Crock pot French Dip Sandwiches make an easy dinner idea! Get this roast recipe in the slow cooker in 5 minutes and it’ll be ready when dinner time comes.
It’s no secret that roast beef is my all-time favorite comfort dinner. The dinner I always requested anytime I was asked. So it makes sense that French Dip Sandwiches with shredded roast beef would be my #1 sandwich of choice!
Thanks to the Ohio Beef Council for sponsoring this post.
I can remember going to Arby’s when I was younger and choosing the French Dip Sandwich off the menu every.single.time. I honestly don’t remember know what that sandwich tasted like and how good it actually was, but I 100% believe that these homemade slow cooker roast beef sandwiches are 10x better. Because…homemade…and shredded roast beef!
Why do they call it French Dip?
French Dip Sandwiches may sound fancy, but they are one of the easiest dinners to make. Perfect for game day. For company. Or the ideal sandwich to have ready when you get home from a long day of work.
But how did they get their name? They are served with “Au Jus” which is a French term for “with juice” or “with broth”. Dip the sandwiches in the broth and that’s how it got its name!
Let’s chat about how to make the best French Dip Sandwiches!
What Type of Beef Should You Use for French Dip Sandwiches?
Choose a well-marbled cut of beef such as chuck roast. This cut of meat has amazing flavor and will shred easily. I like to trim the roast before I put it in the slow cooker, but definitely leave some fat on the roast because that is what gives it such a good taste!
How Do You Make French Dip Au Jus?
This is easier than it may sound! I use a combination of canned French onion soup, beef consomme, and beef broth. Throw in a beef boillon cube and let that roast simmer in those juices all day. When the roast is fork-tender…Boom. You have au jus! Easy as that.
What Type of Bread to Use for French Dip Sandwiches?

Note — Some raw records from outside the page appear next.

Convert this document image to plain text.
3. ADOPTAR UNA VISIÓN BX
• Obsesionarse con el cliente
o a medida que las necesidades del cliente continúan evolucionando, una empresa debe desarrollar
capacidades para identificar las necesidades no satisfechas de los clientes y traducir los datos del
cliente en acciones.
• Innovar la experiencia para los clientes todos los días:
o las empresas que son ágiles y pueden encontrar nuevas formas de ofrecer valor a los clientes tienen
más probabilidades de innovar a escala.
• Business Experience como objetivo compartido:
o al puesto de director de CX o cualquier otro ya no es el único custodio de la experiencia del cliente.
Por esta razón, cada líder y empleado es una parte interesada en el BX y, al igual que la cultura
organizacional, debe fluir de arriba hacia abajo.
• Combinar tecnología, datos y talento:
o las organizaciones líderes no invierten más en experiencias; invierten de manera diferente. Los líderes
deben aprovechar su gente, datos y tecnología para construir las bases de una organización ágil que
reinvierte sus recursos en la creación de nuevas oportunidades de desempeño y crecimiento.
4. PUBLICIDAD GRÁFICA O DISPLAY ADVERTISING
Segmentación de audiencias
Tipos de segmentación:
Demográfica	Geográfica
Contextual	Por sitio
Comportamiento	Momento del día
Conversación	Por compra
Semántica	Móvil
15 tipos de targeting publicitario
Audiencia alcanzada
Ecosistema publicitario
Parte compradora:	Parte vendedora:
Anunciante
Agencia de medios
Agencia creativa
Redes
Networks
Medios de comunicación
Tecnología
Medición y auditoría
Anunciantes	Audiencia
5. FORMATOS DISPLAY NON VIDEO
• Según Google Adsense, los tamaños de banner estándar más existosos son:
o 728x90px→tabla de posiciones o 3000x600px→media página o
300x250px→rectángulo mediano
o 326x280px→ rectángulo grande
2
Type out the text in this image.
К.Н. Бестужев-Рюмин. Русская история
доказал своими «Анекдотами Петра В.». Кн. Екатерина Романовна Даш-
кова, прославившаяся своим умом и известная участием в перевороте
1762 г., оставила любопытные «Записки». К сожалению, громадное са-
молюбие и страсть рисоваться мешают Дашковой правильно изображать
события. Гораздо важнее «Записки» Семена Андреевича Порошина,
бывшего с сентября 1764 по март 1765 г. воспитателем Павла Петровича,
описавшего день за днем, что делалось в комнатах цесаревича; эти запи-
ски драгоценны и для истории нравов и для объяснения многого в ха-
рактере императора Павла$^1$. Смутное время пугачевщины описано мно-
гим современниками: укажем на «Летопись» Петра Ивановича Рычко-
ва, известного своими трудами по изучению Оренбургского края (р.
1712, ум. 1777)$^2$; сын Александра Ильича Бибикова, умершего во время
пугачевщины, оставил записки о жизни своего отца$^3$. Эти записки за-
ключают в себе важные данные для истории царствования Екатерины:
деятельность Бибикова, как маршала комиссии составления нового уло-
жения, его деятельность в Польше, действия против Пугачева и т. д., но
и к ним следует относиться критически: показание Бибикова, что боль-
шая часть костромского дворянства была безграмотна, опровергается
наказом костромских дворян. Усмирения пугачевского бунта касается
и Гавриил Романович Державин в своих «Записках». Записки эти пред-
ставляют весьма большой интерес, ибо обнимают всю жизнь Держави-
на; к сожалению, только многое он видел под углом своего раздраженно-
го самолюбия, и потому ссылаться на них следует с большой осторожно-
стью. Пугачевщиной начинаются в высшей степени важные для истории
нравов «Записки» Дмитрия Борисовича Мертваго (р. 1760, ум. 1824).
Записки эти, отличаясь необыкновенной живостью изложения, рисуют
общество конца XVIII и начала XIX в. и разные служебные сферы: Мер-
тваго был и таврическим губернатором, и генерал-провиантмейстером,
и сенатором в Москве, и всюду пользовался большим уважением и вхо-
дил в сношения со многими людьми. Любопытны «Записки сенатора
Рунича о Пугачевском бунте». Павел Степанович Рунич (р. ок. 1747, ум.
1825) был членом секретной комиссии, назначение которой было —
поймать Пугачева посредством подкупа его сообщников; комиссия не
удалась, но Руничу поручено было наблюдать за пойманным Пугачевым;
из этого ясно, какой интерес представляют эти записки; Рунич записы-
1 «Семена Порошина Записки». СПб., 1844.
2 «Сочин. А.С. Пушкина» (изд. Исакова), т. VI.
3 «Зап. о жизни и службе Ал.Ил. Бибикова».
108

To be an official French dip sandwich, you should use French bread. This sandwich did not originate in France, but gets its name from the type of bread it is served on. You can use whatever type of bread you like, but I like to use a crusty, hearty bread that will hold up when you dip the sandwich in the au jus.
I also like to add slices of provolone cheese to the bread and toast it under the broiler for a few minutes to melt the cheese and lightly brown the bread. At times when we don’t have cheese, we spread the bread with a bit of garlic butter before broiling. Just delicious!
What Can I Do With Leftover Au Jus?
I always end up with leftover au jus. If you do too, you can use it to make French onion soup, a delicious gravy, add it to beef stew or even to soup. You can easily freeze the au jus until I time when you need it!
We’re celebrating Crocktober with the Ohio Beef Council this year, sharing the importance of adding lean beef to your diet to make exercise more effective and even lower cholesterol. Lean beef builds strong bodies! There over 17,000 beef farming families in Ohio that are committed to providing you with safe, healthy beef. Find a beef farmer near you, search for a delicious new beef recipe and find resources with facts on nutrition all at OhioBeef.org.
French Dip Sandwiches
- 3 pounds beef chuck roast
- 10.5 ounces French onion soup (1 can)
- 10.5 ounces beef consomme (1 can)
- 10.5 ounces beef broth (1 can)
- 1 beef bouillon cube
- 8 hoagie rolls
- 16 slices provolone cheese
Place the roast in the slow cooker.
Pour the soup, consomme and broth overtop the roast.
Add the beef bouillon cube.
Cover and cook on low for 7-8 hours or until the roast is fork-tender.
Remove the beef to a plate a shred using forks.
Cut open the hoagie rolls and place them on a baking sheet. Top each roll with slices of provolone cheese.
To melt the cheese, place the baking sheet in the oven under the broiler on high for 3-4 minutes until the cheese starts to bubble. Watch this closely!
Place shredded beef on top of one half of the hoagie rolls, then top with the other half of the roll.
Serve the sandwiches warm alongside the juices from the beef for dipping.